前述のJAFのテストによれば、水深が30cmほどでもクルマの形状や速度によってはエンジンルーム内に水が入ることが分かっています。
SUVのようにロードクリアランスを多く持ったクルマでも速い速度で走行すると、エンジン内に水を吸い込む危険性は高くなります。
冠水した道路を走るリスクは、走行中のことだけではありません。停車後にも危険が潜んでいます。
クルマの取扱説明書や自動車メーカーのHPなどを見ると、冠水した道路を走った後は、バッテリーの配線を外しておくことが推奨されています。これは、火災のリスクがあるからです。
冠水した道路には、泥やゴミなどが浮遊していることが多いのですが、これがエンジンルーム内に侵入し、バッテリーのターミナルなどに付着する場合があります。
そしてそれらが乾燥し始めた頃に、通電が要因となって発火するケースがあるといいます。
もし、愛車で水の中を走った場合は、取扱説明書などを確認しながらバッテリーの配線を外しておくことがリスクヘッジになります。

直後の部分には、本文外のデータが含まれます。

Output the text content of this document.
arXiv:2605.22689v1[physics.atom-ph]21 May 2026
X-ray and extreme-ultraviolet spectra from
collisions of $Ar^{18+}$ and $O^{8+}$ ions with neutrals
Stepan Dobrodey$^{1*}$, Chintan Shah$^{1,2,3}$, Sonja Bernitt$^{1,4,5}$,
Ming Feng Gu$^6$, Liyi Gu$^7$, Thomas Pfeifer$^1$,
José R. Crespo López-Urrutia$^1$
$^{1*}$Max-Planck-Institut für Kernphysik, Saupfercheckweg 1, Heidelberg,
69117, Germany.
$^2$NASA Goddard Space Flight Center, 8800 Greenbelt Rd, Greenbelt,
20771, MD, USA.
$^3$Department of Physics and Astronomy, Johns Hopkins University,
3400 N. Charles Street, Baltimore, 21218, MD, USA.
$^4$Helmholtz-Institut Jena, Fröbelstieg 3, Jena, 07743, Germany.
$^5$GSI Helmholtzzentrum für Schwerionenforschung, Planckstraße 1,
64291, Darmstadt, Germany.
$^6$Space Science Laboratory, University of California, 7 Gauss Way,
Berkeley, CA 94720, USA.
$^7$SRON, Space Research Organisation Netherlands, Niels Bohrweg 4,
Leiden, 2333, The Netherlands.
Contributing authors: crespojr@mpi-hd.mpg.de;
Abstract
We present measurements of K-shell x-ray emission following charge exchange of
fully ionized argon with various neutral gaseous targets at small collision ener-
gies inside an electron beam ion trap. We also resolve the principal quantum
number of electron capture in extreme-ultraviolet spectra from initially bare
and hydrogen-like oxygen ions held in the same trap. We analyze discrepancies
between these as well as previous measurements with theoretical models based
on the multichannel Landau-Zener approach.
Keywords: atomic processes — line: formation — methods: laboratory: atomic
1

なおいすゞは、「被水・冠水した恐れのある車両の取り扱いについて」以下のように呼びかけています。
「(被水・冠水した恐れがある車両について)キースイッチをONにしたりエンジンを始動することは絶対に行わないでください。以下の応急処置を行ってください。
1キースイッチをOFFにしてください。
2バッテリー端子のマイナス(-)側を取り外してください。
作業時には、プラス(+)側端子を布などで覆うなどして絶縁し、感電にご注意ください」
※ ※ ※
ちなみにBEVやHVの場合は高電圧がかかっていて危険なため、自動車販売店や整備工場などにできるだけ早く持っていくことをメーカーは勧めています。
クルマが安全に走れる水深は10cm程度と言われていますが、それ以下でも水の影響をうけるため操舵やブレーキの利きが低下します。
また冠水しそうな場所からクルマを移動することや、道路に冠水がある場合はクルマで出かけないというのが基本。
もしドライブ中にそういう状況になった場合は、アンダーパスには絶対に入らない、運転に自信がない場合は車両を路肩に寄せてカギを付けたまま駐車して徒歩で帰るということが肝要です。
また、いざという時のために、窓を割るためのライフハンマーを積んでおくことも大切です。